Sob uma aparência tecnicista, o que se pretende de facto com a reforma do sistema de pensões – que nenhum problema estrutural de financiamento justifica [3] – é gravar na pedra critérios de cálculo que organizam o seu depauperamento. Valor do ponto e idade de equilíbrio serão as variáveis de ajustamento do sistema num contexto marcado pela ausência de políticas activas de emprego e a recusa de aumento dos recursos (via subida das taxas contributivas [4]) que permitam fazer face às futuras evoluções demográficas.
É a filosofia de todo um sistema, considerado como um dos melhores do mundo, em que a taxa de pobreza dos reformados é das mais baixas, que se pretende assim radicalmente alterar. Tem razão o governo ao dizer que o sistema de reforma por repartição não está em causa com a introdução do sistema por pontos. Mas a diminuição do valor da pensão que ele vai engendrar para os futuros reformados [5] vai compelir os que puderem a optar por planos de reforma por capitalização [6].

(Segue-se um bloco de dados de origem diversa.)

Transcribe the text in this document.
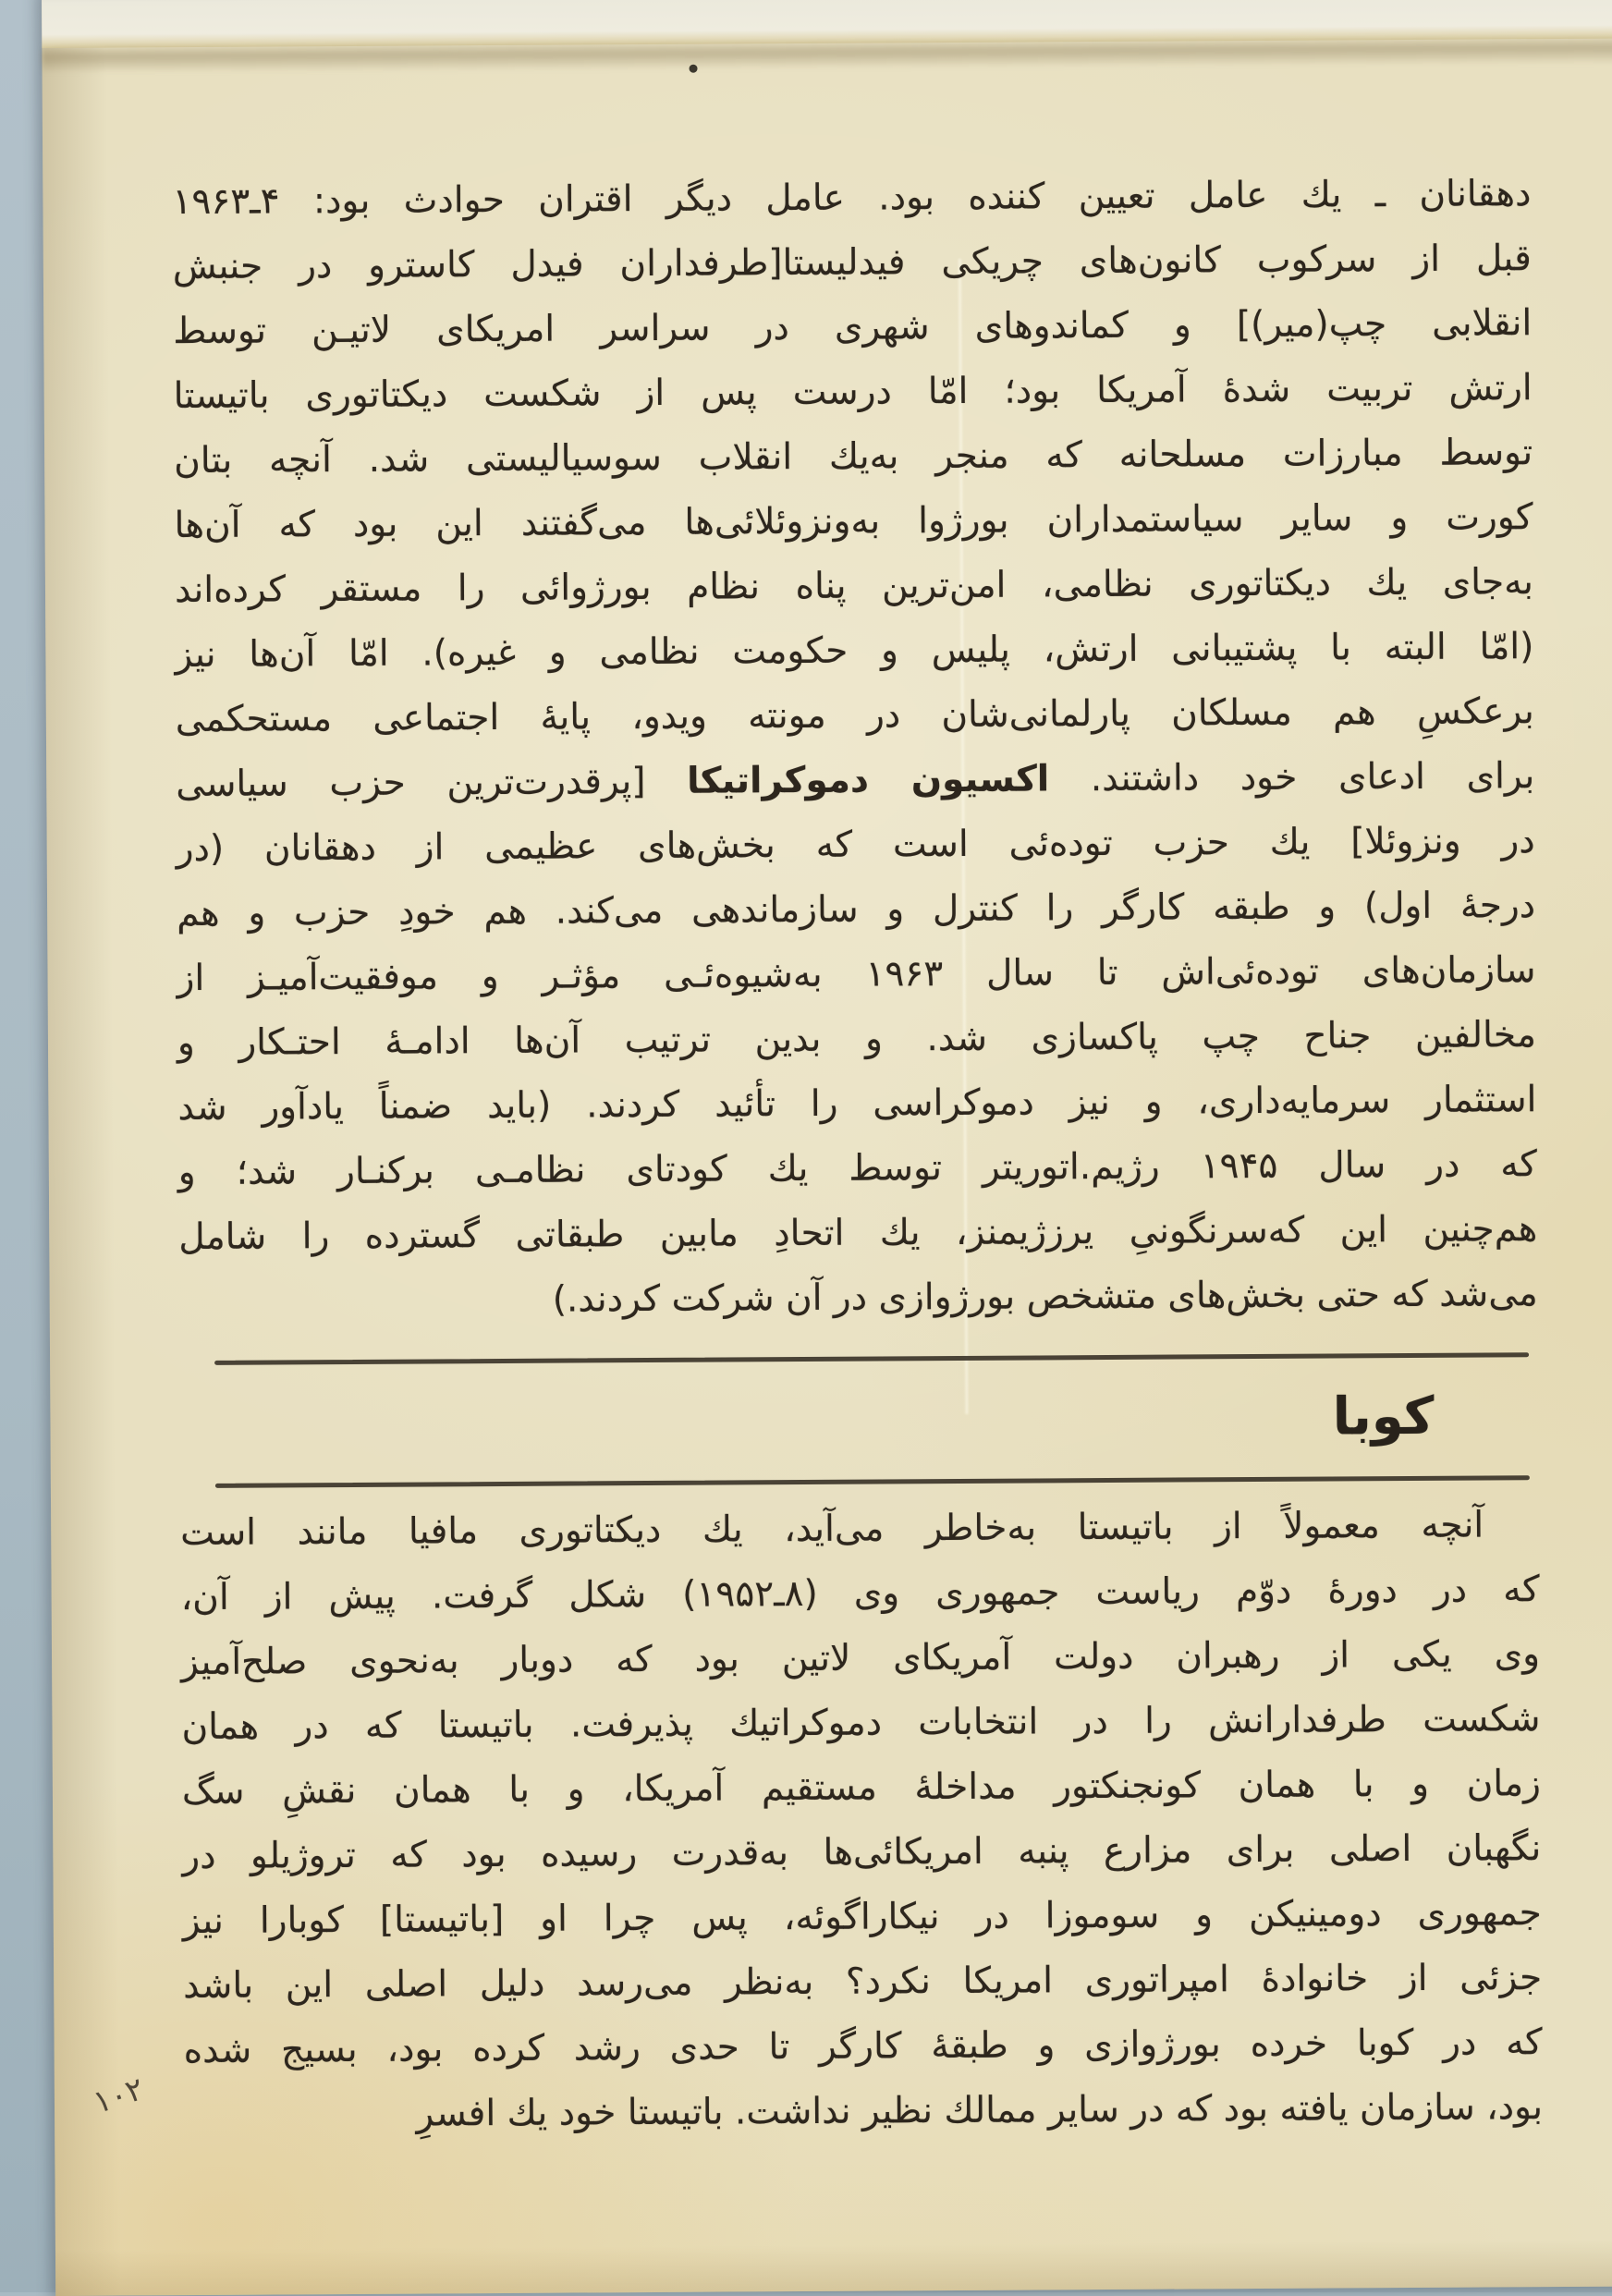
دهقانان ـ يك عامل تعيين كننده بود. عامل ديگر اقتران حوادث بود: ۴ـ۱۹۶۳
قبل از سركوب كانون‌های چريكی فيدليستا[طرفداران فيدل كاسترو در جنبش
انقلابی چپ(مير)] و كماندوهای شهری در سراسر امريكای لاتيـن توسط
ارتش تربيت شدۀ آمريكا بود؛ امّا درست پس از شكست ديكتاتوری باتيستا
توسط مبارزات مسلحانه كه منجر به‌يك انقلاب سوسياليستی شد. آنچه بتان
كورت و ساير سياستمداران بورژوا به‌ونزوئلائی‌ها می‌گفتند اين بود كه آن‌ها
به‌جای يك ديكتاتوری نظامی، امن‌ترين پناه نظام بورژوائی را مستقر كرده‌اند
(امّا البته با پشتيبانی ارتش، پليس و حكومت نظامی و غيره). امّا آن‌ها نيز
برعكسِ هم مسلكان پارلمانی‌شان در مونته ويدو، پايۀ اجتماعی مستحكمی
برای ادعای خود داشتند. اكسيون دموكراتيكا [پرقدرت‌ترين حزب سياسی
در ونزوئلا] يك حزب توده‌ئی است كه بخش‌های عظيمی از دهقانان (در
درجۀ اول) و طبقه كارگر را كنترل و سازماندهی می‌كند. هم خودِ حزب و هم
سازمان‌های توده‌ئی‌اش تا سال ۱۹۶۳ به‌شيوه‌ئـی مؤثـر و موفقيت‌آميـز از
مخالفين جناح چپ پاكسازی شد. و بدين ترتيب آن‌ها ادامـۀ احتـكار و
استثمار سرمايه‌داری، و نيز دموكراسی را تأئيد كردند. (بايد ضمناً يادآور شد
كه در سال ۱۹۴۵ رژيم.اتوريتر توسط يك كودتای نظامـی بركنـار شد؛ و
هم‌چنين اين كه‌سرنگونیِ يرزژيمنز، يك اتحادِ مابين طبقاتی گسترده را شامل
می‌شد كه حتی بخش‌های متشخص بورژوازی در آن شركت كردند.)
كوبا
آنچه معمولاً از باتيستا به‌خاطر می‌آيد، يك ديكتاتوری مافيا مانند است
كه در دورۀ دوّم رياست جمهوری وی (۸ـ۱۹۵۲) شكل گرفت. پيش از آن،
وی يكی از رهبران دولت آمريكای لاتين بود كه دوبار به‌نحوی صلح‌آميز
شكست طرفدارانش را در انتخابات دموكراتيك پذيرفت. باتيستا كه در همان
زمان و با همان كونجنكتور مداخلۀ مستقيم آمريكا، و با همان نقشِ سگ
نگهبان اصلی برای مزارع پنبه امريكائی‌ها به‌قدرت رسيده بود كه تروژيلو در
جمهوری دومينيكن و سوموزا در نيكاراگوئه، پس چرا او [باتيستا] كوبارا نيز
جزئی از خانوادۀ امپراتوری امريكا نكرد؟ به‌نظر می‌رسد دليل اصلی اين باشد
كه در كوبا خرده بورژوازی و طبقۀ كارگر تا حدی رشد كرده بود، بسيج شده
بود، سازمان يافته بود كه در ساير ممالك نظير نداشت. باتيستا خود يك افسرِ
۱۰۲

O projecto de reforma do sistema de pensões em França inscreve-se, assim, na trajectória do cumprimento do desígnio ideológico do Estado neoliberal: organizar o seu próprio saque, por forma a entregar o respectivo espólio ao capitalismo financeirizado.
[1] Os regimes ditos especiais abrangem, actualmente, apenas 1,5% da população activa
[2] Para acalmar a ira social, o governo prometeu garantir o valor do ponto. Ora, como reza o explícito título de um artigo do economista Michel Husson, “Garantir o valor do ponto não garante nada”, já que, ao afirmar que os activos terão doravante a possibilidade de escolher em que altura e com que rendimento irão para a reforma, o relatório Delevoye sobre a reforma do sistema confessa a necessidade de uma arbitragem entre idade da reforma e valor da pensão
[3] O sistema encontra-se, de facto, quase equilibrado, sendo o défice vindouro, apresentado no estudo do Alto Comissariado para as Reformas, fruto das convenções contabilísticas adoptadas, o que levou alguns a falar de défice imaginário
[4] Invocando a necessidade de preservar a competitividade da economia francesa, o governo recusa subir a taxa de quotizações, a qual se manterá nos actuais 28% em média
[5] Avalia-se na ordem dos 20%, em média, a baixa da taxa de substituição, ou seja, a relação entre o valor da pensão e o último salário auferido na vida activa
[6] De notar que o plano do governo integra a abertura à capitalização já que, pela parte do salário superior a 10.000 euros ilíquidos (contra 27.016 actualmente), os assalariados deixarão de poder descontar para o regime geral, devendo subscrever produtos de poupança-reforma sob a forma de aplicações financeiras.